The tables are equipped with genuine human 3D anatomy systems of four people that have been completely scanned (a Korean and American man and woman). During the 1990s, Dr. Speirs says that the National Library of Medicine’s Visible Human Project scanned the cadavers of American males and females and made them available for research. The virtual cadavers may be rotated, sectioned, and dissected using the software that has been created specifically for these units.

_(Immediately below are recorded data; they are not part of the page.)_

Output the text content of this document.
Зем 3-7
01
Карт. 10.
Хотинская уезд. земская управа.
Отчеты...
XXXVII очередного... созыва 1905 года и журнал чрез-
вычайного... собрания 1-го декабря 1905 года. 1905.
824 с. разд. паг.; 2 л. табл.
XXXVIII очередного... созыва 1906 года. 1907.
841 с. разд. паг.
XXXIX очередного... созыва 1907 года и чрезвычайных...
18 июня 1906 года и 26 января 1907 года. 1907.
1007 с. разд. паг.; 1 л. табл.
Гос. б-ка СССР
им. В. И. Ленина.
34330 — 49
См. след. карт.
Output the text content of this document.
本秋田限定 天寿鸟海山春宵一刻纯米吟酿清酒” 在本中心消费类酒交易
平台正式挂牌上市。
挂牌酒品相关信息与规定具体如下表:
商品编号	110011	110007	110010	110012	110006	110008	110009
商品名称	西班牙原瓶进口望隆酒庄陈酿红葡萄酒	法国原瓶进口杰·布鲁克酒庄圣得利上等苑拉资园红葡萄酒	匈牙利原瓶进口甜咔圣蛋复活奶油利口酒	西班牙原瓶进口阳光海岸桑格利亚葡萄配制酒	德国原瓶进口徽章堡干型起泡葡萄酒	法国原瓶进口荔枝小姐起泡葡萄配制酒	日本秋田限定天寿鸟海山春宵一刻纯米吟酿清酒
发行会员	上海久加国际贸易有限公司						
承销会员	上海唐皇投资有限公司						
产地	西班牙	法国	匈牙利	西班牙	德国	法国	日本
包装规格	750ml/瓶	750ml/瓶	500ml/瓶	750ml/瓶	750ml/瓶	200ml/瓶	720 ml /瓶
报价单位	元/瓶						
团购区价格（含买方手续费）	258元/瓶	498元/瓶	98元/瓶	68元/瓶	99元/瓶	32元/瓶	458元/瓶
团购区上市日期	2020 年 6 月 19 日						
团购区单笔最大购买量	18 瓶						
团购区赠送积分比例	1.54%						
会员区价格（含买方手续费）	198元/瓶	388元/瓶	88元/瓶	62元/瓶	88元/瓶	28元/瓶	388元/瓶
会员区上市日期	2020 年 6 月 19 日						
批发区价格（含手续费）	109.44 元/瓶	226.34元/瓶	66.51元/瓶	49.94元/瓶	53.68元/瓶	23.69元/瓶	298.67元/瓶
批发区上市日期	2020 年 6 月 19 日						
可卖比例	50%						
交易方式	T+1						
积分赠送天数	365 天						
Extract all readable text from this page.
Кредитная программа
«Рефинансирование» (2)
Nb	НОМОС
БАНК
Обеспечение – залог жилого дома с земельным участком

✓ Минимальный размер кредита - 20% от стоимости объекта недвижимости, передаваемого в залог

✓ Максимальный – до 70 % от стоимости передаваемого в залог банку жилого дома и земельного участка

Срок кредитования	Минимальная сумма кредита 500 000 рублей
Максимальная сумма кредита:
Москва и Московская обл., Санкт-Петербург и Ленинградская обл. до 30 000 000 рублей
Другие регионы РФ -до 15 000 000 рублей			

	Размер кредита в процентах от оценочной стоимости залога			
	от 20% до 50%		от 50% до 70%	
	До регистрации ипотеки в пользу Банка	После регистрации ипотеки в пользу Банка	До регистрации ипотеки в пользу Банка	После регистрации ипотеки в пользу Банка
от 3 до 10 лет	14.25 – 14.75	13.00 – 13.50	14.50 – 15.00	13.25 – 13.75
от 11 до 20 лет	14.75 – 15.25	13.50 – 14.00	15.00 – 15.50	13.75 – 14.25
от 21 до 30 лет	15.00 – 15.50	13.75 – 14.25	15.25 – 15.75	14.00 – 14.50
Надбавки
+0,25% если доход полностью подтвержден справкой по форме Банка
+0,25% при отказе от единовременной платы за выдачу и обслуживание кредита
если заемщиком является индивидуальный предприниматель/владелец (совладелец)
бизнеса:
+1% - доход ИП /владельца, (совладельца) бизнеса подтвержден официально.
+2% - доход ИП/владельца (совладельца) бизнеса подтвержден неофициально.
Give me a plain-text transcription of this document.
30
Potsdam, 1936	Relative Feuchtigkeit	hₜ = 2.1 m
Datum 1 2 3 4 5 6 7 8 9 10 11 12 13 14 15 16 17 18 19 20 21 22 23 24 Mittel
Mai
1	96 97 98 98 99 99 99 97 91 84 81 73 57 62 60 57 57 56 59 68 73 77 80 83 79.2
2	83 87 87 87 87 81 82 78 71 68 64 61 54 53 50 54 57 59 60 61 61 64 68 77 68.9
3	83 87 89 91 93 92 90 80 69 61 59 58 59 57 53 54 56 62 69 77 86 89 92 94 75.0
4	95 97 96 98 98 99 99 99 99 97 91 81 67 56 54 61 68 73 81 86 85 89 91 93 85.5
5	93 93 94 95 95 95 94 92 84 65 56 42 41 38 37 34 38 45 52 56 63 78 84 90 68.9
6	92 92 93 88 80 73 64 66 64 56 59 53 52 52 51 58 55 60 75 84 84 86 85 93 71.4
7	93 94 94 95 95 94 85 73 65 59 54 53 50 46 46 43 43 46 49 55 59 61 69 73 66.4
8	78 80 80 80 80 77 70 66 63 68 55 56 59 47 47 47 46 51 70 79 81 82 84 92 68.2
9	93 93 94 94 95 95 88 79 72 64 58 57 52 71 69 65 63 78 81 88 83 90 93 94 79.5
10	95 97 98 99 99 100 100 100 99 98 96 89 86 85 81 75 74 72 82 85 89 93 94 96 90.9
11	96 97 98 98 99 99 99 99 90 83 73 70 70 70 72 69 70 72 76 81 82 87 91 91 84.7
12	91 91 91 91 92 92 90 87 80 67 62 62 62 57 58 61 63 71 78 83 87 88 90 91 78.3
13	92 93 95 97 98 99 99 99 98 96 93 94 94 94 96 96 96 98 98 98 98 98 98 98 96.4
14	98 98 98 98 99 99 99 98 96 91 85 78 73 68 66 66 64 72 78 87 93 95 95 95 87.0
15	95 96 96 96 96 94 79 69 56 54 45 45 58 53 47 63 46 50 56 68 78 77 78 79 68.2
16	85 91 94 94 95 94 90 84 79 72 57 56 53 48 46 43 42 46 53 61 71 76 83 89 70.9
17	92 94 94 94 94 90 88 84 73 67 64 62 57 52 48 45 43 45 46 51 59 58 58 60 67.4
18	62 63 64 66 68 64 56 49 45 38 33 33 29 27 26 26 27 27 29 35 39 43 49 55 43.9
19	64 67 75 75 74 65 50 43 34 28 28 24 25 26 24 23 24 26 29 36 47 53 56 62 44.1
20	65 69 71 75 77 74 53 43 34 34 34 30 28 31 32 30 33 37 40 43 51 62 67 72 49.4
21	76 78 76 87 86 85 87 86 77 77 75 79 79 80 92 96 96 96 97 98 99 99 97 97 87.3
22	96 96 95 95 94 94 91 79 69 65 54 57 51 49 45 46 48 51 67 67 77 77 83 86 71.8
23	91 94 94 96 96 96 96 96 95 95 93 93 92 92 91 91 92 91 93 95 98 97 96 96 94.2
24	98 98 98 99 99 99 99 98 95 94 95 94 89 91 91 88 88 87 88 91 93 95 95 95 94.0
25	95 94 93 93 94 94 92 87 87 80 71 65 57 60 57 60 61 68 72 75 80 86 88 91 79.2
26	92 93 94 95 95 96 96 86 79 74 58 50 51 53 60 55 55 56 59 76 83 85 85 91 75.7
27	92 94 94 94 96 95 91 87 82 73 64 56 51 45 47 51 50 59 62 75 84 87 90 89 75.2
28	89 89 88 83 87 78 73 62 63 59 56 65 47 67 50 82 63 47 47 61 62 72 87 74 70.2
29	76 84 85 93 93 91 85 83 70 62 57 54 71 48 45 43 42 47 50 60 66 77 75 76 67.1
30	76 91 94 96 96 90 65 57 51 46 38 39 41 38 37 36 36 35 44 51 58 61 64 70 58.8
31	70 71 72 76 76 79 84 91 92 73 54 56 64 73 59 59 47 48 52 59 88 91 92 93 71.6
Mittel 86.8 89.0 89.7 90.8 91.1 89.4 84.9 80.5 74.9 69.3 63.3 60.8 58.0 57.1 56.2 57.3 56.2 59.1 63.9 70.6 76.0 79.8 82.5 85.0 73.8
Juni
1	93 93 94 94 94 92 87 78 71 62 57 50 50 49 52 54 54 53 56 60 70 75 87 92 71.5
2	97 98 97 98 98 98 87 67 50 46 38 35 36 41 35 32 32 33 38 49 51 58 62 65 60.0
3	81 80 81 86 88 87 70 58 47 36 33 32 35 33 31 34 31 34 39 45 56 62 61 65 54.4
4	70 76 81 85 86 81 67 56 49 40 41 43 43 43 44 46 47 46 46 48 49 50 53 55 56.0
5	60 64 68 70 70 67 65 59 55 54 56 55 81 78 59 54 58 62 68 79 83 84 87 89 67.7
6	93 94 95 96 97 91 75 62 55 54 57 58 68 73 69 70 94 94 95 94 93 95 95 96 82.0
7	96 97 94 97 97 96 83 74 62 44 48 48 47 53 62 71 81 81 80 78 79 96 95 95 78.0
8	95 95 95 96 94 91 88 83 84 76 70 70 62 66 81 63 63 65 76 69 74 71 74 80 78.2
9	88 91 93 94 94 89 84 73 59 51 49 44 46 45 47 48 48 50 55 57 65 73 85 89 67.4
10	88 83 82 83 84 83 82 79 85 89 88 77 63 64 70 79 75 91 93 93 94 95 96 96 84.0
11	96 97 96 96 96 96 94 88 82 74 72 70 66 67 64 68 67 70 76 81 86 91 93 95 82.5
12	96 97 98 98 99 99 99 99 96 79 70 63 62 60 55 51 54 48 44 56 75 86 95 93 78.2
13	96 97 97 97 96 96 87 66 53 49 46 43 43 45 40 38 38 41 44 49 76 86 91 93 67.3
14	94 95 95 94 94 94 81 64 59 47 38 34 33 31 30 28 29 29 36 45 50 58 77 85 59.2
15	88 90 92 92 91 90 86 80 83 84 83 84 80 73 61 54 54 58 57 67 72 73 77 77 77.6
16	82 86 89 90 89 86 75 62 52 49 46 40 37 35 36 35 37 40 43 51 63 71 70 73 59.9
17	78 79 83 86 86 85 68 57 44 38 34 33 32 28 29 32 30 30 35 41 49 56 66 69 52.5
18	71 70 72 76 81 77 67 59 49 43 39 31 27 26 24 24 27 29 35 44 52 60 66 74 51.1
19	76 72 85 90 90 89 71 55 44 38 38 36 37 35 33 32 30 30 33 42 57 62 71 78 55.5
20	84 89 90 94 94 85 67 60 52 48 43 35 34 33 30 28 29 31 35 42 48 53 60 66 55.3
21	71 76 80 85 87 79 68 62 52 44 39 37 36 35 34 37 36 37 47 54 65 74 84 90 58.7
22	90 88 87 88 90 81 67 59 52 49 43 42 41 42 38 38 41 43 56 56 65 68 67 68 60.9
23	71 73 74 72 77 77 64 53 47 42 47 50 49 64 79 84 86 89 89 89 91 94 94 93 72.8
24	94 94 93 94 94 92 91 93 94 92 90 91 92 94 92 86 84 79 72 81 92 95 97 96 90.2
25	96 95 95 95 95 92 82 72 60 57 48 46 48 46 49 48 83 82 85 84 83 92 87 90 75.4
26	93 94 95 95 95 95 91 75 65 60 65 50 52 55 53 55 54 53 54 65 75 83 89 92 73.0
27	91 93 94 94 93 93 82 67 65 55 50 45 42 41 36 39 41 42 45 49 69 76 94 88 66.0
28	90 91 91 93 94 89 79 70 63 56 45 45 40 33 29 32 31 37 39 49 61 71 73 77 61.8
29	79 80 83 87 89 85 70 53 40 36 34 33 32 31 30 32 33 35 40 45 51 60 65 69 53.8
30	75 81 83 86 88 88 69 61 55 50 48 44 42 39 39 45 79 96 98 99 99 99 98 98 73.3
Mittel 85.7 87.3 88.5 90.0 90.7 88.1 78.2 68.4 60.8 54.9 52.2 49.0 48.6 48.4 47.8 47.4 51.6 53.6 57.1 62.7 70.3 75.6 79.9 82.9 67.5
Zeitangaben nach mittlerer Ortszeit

According to Dr. Speirs, manipulating the body is as simple as touching it with your finger or stylus. “For example, I may select a particular area or cut with a virtual scalpel like a skin flap and conduct a dissection from the surface of the body all the way to the skeleton,” she explains. In addition, you may request that the program identify a particular bone or organ, or that it just display nerves and blood arteries and their relationships to one another.” There is also an option to input data from a patient into the device in order to generate a 3D picture of the case, which can then be examined and dissected.

Dr. Speirs performed the dissections on the units as part of the virtual dissection labs that started in late January and will continue through the summer. Through the use of Zoom, the students who attended the lab sessions were able to see a real-time feed of the dissection that was broadcast straight to their computer screen in high quality. In addition to the head and neck dissection lab for first-year students, this semester’s schedule includes two laboratories for second-year students — head and neck dissection, which they did not have last spring due to COVID-19, and the whole body dissection lab, which is part of the second-year curriculum. While all of these laboratories were remote throughout the month of February, once staff and students were immunized, small groups of 12 students started coming into the lab to engage in virtual dissection on the units beginning in March.

Even though it is currently unknown if or when Penn Dental Medicine students will be able to use cadavers in their dissection laboratories, Dr. Speirs believes that these new units are the greatest option and can help students learn in a number of ways.

As Dr. Speirs points out, “anatomy is essential for those preparing to join the clinic and beyond.” “Over the years, students have expressed their gratitude for the strong foundation in anatomy that the School has provided them – and with this new technology, we will be able to continue to do so.”